CA-PVT-S matches PVT-L accuracy with 30% fewer parameters and 40% fewer FLOPs, demonstrating significantly improved parameter efficiency.
Smaller models benefit more: DeiT-T gains +2.8% while DeiT-B gains only +0.5%, suggesting that attention in smaller models more closely approximates BCCB.

Highlights & Insights¶

The observation that ViTs intrinsically learn BCCB structure reveals a structural preference of self-attention and provides a theoretical basis for designing more efficient attention mechanisms.
The \(O(N\log N)\) global attention mechanism achieves efficiency without sacrificing long-range modeling capacity, offering a rare solution that reconciles efficiency and expressiveness.
BCCB projection is equivalent to 2D global circular convolution, unifying attention and convolution mechanisms from a novel perspective.
The finding that head dim=1 suffices for full expressiveness is intriguing, suggesting that the channel dimension of attention may be overestimated in vision tasks.
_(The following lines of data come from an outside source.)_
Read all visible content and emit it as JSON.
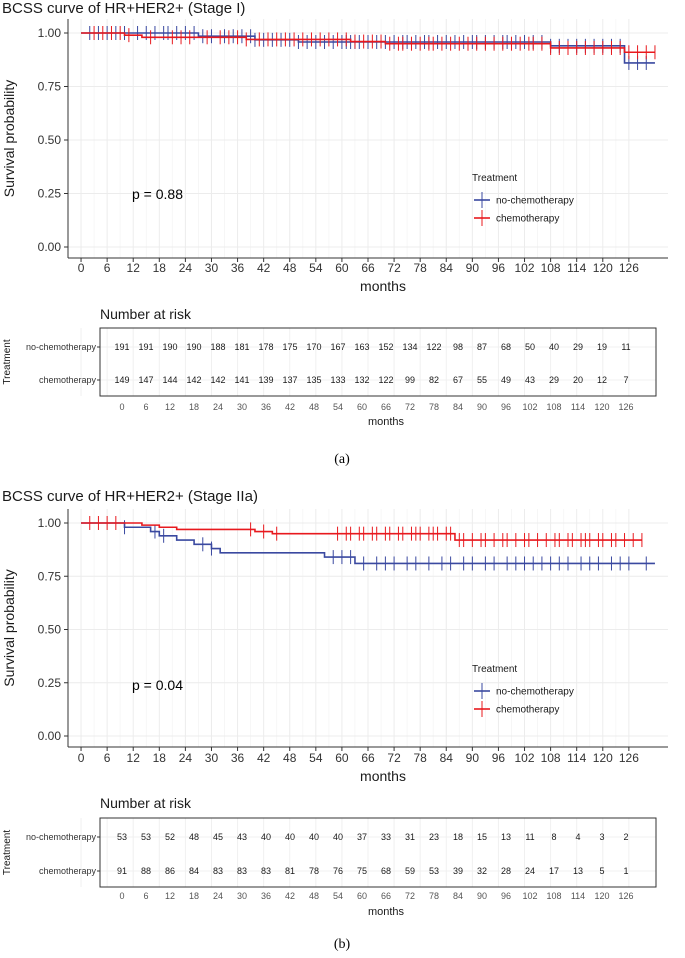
{
  "colors": {
    "no_chemo": "#3a49a0",
    "chemo": "#e8191e",
    "grid": "#ececec",
    "axis": "#333333"
  },
  "chart_data": [
    {
      "type": "line",
      "title": "BCSS curve of HR+HER2+ (Stage I)",
      "xlabel": "months",
      "ylabel": "Survival probability",
      "x_ticks": [
        0,
        6,
        12,
        18,
        24,
        30,
        36,
        42,
        48,
        54,
        60,
        66,
        72,
        78,
        84,
        90,
        96,
        102,
        108,
        114,
        120,
        126
      ],
      "x_ticks_text": [
        "0",
        "6",
        "12",
        "18",
        "24",
        "30",
        "36",
        "42",
        "48",
        "54",
        "60",
        "66",
        "72",
        "78",
        "84",
        "90",
        "96",
        "102",
        "108",
        "114",
        "120",
        "126"
      ],
      "xlim": [
        -3,
        135
      ],
      "y_ticks_text": [
        "1.00",
        "0.75",
        "0.50",
        "0.25",
        "0.00"
      ],
      "ylim": [
        0,
        1
      ],
      "p_value": "p = 0.88",
      "legend_title": "Treatment",
      "series": [
        {
          "name": "no-chemotherapy",
          "steps": [
            [
              0,
              1.0
            ],
            [
              27,
              0.985
            ],
            [
              40,
              0.968
            ],
            [
              50,
              0.958
            ],
            [
              108,
              0.94
            ],
            [
              125,
              0.86
            ],
            [
              132,
              0.86
            ]
          ],
          "censor": [
            2,
            4,
            6,
            8,
            10,
            13,
            15,
            17,
            19,
            20,
            22,
            24,
            26,
            28,
            30,
            33,
            35,
            37,
            39,
            40,
            42,
            44,
            46,
            48,
            50,
            52,
            54,
            56,
            58,
            60,
            61,
            62,
            63,
            64,
            66,
            68,
            70,
            72,
            74,
            75,
            77,
            79,
            80,
            82,
            84,
            86,
            88,
            90,
            91,
            93,
            95,
            97,
            98,
            100,
            102,
            104,
            106,
            108,
            110,
            112,
            114,
            116,
            118,
            120,
            122,
            124,
            126,
            128,
            130
          ]
        },
        {
          "name": "chemotherapy",
          "steps": [
            [
              0,
              1.0
            ],
            [
              10,
              0.99
            ],
            [
              14,
              0.98
            ],
            [
              38,
              0.97
            ],
            [
              62,
              0.96
            ],
            [
              70,
              0.95
            ],
            [
              108,
              0.93
            ],
            [
              125,
              0.91
            ],
            [
              132,
              0.91
            ]
          ],
          "censor": [
            3,
            5,
            7,
            9,
            11,
            16,
            21,
            23,
            25,
            29,
            32,
            34,
            36,
            38,
            41,
            43,
            45,
            47,
            49,
            51,
            53,
            55,
            57,
            59,
            61,
            63,
            65,
            67,
            69,
            71,
            73,
            74,
            76,
            78,
            80,
            81,
            83,
            85,
            87,
            89,
            91,
            93,
            95,
            97,
            99,
            101,
            103,
            104,
            106,
            108,
            110,
            112,
            114,
            116,
            118,
            120,
            122,
            124,
            126,
            128,
            130,
            132
          ]
        }
      ],
      "risk_table": {
        "title": "Number at risk",
        "ylabel": "Treatment",
        "xlabel": "months",
        "rows": [
          {
            "label": "no-chemotherapy",
            "values": [
              "191",
              "191",
              "190",
              "190",
              "188",
              "181",
              "178",
              "175",
              "170",
              "167",
              "163",
              "152",
              "134",
              "122",
              "98",
              "87",
              "68",
              "50",
              "40",
              "29",
              "19",
              "11"
            ]
          },
          {
            "label": "chemotherapy",
            "values": [
              "149",
              "147",
              "144",
              "142",
              "142",
              "141",
              "139",
              "137",
              "135",
              "133",
              "132",
              "122",
              "99",
              "82",
              "67",
              "55",
              "49",
              "43",
              "29",
              "20",
              "12",
              "7"
            ]
          }
        ]
      },
      "caption": "(a)"
    },
    {
      "type": "line",
      "title": "BCSS curve of HR+HER2+ (Stage IIa)",
      "xlabel": "months",
      "ylabel": "Survival probability",
      "x_ticks": [
        0,
        6,
        12,
        18,
        24,
        30,
        36,
        42,
        48,
        54,
        60,
        66,
        72,
        78,
        84,
        90,
        96,
        102,
        108,
        114,
        120,
        126
      ],
      "x_ticks_text": [
        "0",
        "6",
        "12",
        "18",
        "24",
        "30",
        "36",
        "42",
        "48",
        "54",
        "60",
        "66",
        "72",
        "78",
        "84",
        "90",
        "96",
        "102",
        "108",
        "114",
        "120",
        "126"
      ],
      "xlim": [
        -3,
        135
      ],
      "y_ticks_text": [
        "1.00",
        "0.75",
        "0.50",
        "0.25",
        "0.00"
      ],
      "ylim": [
        0,
        1
      ],
      "p_value": "p = 0.04",
      "legend_title": "Treatment",
      "series": [
        {
          "name": "no-chemotherapy",
          "steps": [
            [
              0,
              1.0
            ],
            [
              10,
              0.98
            ],
            [
              16,
              0.96
            ],
            [
              18,
              0.94
            ],
            [
              22,
              0.92
            ],
            [
              26,
              0.9
            ],
            [
              30,
              0.88
            ],
            [
              32,
              0.86
            ],
            [
              56,
              0.84
            ],
            [
              63,
              0.81
            ],
            [
              132,
              0.81
            ]
          ],
          "censor": [
            10,
            17,
            19,
            28,
            30,
            58,
            60,
            62,
            65,
            68,
            70,
            72,
            75,
            77,
            80,
            83,
            85,
            88,
            90,
            93,
            95,
            98,
            100,
            102,
            104,
            106,
            108,
            110,
            112,
            115,
            117,
            119,
            122,
            124,
            126,
            130
          ]
        },
        {
          "name": "chemotherapy",
          "steps": [
            [
              0,
              1.0
            ],
            [
              14,
              0.99
            ],
            [
              18,
              0.98
            ],
            [
              22,
              0.97
            ],
            [
              40,
              0.96
            ],
            [
              44,
              0.95
            ],
            [
              86,
              0.92
            ],
            [
              129,
              0.92
            ]
          ],
          "censor": [
            2,
            4,
            6,
            8,
            39,
            42,
            45,
            59,
            61,
            62,
            64,
            65,
            67,
            68,
            70,
            71,
            73,
            74,
            76,
            77,
            78,
            80,
            81,
            82,
            84,
            85,
            87,
            88,
            90,
            92,
            93,
            95,
            97,
            98,
            100,
            102,
            103,
            105,
            107,
            109,
            110,
            112,
            113,
            115,
            116,
            117,
            119,
            120,
            122,
            123,
            125,
            127,
            129
          ]
        }
      ],
      "risk_table": {
        "title": "Number at risk",
        "ylabel": "Treatment",
        "xlabel": "months",
        "rows": [
          {
            "label": "no-chemotherapy",
            "values": [
              "53",
              "53",
              "52",
              "48",
              "45",
              "43",
              "40",
              "40",
              "40",
              "40",
              "37",
              "33",
              "31",
              "23",
              "18",
              "15",
              "13",
              "11",
              "8",
              "4",
              "3",
              "2"
            ]
          },
          {
            "label": "chemotherapy",
            "values": [
              "91",
              "88",
              "86",
              "84",
              "83",
              "83",
              "83",
              "81",
              "78",
              "76",
              "75",
              "68",
              "59",
              "53",
              "39",
              "32",
              "28",
              "24",
              "17",
              "13",
              "5",
              "1"
            ]
          }
        ]
      },
      "caption": "(b)"
    }
  ]
}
Limitations & Future Work¶

Circulant Attention is applied only to early-stage attention layers rather than as a global replacement.
The specific requirement of head dim=1 lacks a thorough theoretical explanation.
The improvement mechanism of the token reweighting module remains limited in scope.

vs. Swin: Swin reduces complexity via local windows at the cost of global information, whereas Circulant Attention preserves a global receptive field.
vs. Linear Attention: Linear attention achieves \(O(N)\) complexity but at the cost of reduced expressiveness; Circulant Attention achieves \(O(N\log N)\) with near-lossless quality.

Rating¶

Novelty: ⭐⭐⭐⭐⭐ The BCCB observation is novel and provides a mathematically grounded perspective on attention.
Experimental Thoroughness: ⭐⭐⭐⭐ Validated across three vision tasks and multiple architectures.
Writing Quality: ⭐⭐⭐⭐ Visualization analysis is clear and mathematical treatment is rigorous.
Value: ⭐⭐⭐⭐⭐ Directional contribution establishing a new paradigm.